This book is the first such study to emerge. Working with the Joint Center for Urban Studies of the Massachusetts Institute of Technology and Harvard, which was called upon to advise the Venezuelan government and the Corporación Venezolana de Guayana, Mr. Friedmann has been an active participant in the Ciudad Guayana enterprise, as well as its student.
But this work aims at – and achieves – an overview of a much broader field: the regional development of emerging nations and the integration of regional economies with over-all national goals. Indeed, Part I is devoted to an elaboration of analytic methods which attain a high degree of generality, but which are especially useful in planning the transformation of a capital-hinterlands structure into a more complex network of regional cores tied to one another in economic equilibrium by a carefully developed spatial organization and resource optimization. In seeking to “incorporate the dimension of space into a discussion of the strategy for national development,” Mr.
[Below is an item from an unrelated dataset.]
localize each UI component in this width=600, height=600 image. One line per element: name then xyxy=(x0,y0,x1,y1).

Friedmann develops a kind of “national geometry” whose elements consist of development areas, cores, growth points, and connecting corridors. This approach is enhanced by a considerable use of maps for the analysis and simulation of conditions and the synthesis of possibilities. These topographic-demographic concerns are, of course, related to the social and economic factors of development.
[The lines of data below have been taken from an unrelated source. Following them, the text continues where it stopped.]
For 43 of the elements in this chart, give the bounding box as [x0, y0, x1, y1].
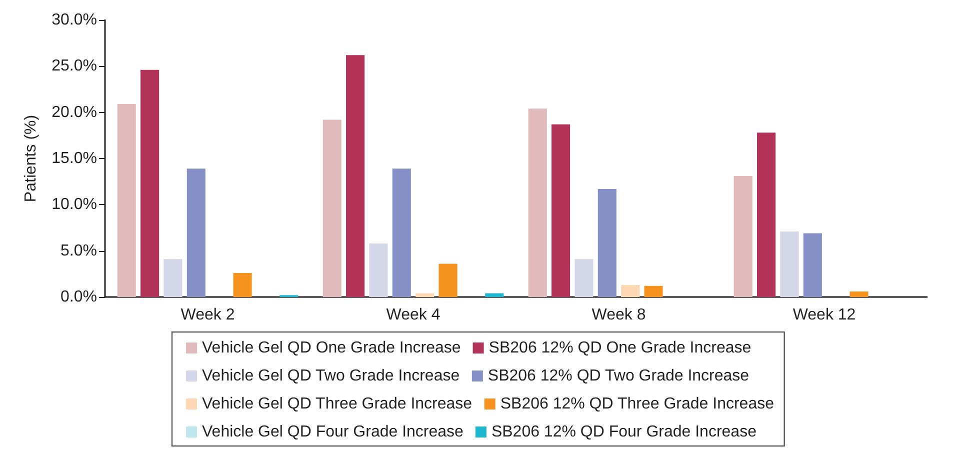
bar	[140, 70, 160, 297]
bar	[485, 293, 504, 297]
bar	[803, 233, 822, 297]
bar	[734, 176, 752, 297]
y-tick-label: 10.0%	[52, 196, 97, 214]
legend-label: SB206 12% QD Three Grade Increase	[500, 396, 774, 412]
y-tick-label: 5.0%	[60, 242, 97, 260]
bar	[186, 168, 206, 297]
legend-label: SB206 12% QD Two Grade Increase	[488, 368, 750, 384]
bar	[621, 284, 640, 297]
legend-label: Vehicle Gel QD Four Grade Increase	[202, 424, 464, 440]
bar	[392, 168, 411, 297]
bar	[757, 132, 776, 297]
bar	[528, 108, 547, 297]
legend-label: Vehicle Gel QD Two Grade Increase	[202, 368, 460, 384]
y-axis-title: Patients (%)	[22, 114, 40, 202]
bar	[552, 124, 570, 297]
legend-label: Vehicle Gel QD Three Grade Increase	[202, 396, 472, 412]
bar	[164, 259, 182, 297]
bar	[438, 264, 458, 297]
bar	[233, 272, 252, 297]
bar	[598, 188, 616, 297]
x-tick-label: Week 8	[592, 306, 646, 324]
y-tick-label: 0.0%	[60, 288, 97, 306]
y-tick-label: 20.0%	[52, 104, 97, 121]
x-tick-label: Week 4	[386, 306, 440, 324]
bar	[574, 259, 594, 297]
y-tick-label: 30.0%	[52, 12, 97, 28]
bar	[346, 55, 365, 297]
legend-label: Vehicle Gel QD One Grade Increase	[202, 340, 461, 356]
x-tick-label: Week 2	[180, 306, 235, 324]
legend-label: SB206 12% QD Four Grade Increase	[491, 424, 757, 440]
bar	[644, 286, 663, 297]
bar	[117, 104, 136, 297]
bar	[416, 293, 434, 297]
bar	[322, 120, 342, 297]
bar	[369, 243, 388, 297]
x-tick-label: Week 12	[792, 306, 856, 324]
bar	[780, 231, 799, 297]
bar	[850, 291, 868, 297]
y-tick-label: 25.0%	[52, 58, 97, 75]
y-tick-label: 15.0%	[52, 150, 97, 167]
legend-label: SB206 12% QD One Grade Increase	[488, 340, 752, 356]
Part II treats Eastern Venezuela, and Ciudad Guayana in particular, as a special case in the application of these principles. After examining the reginal pattern of Venezuelan socioeconomic development from precolonial times to present, the author considers the need and prospects for industrial diversification and the penetration of the backlands. He rehearses the brief history of Ciudad Guayana, describes the two-way relation between the region's economy and the national economic aims, and offers projections into the twenty-first century.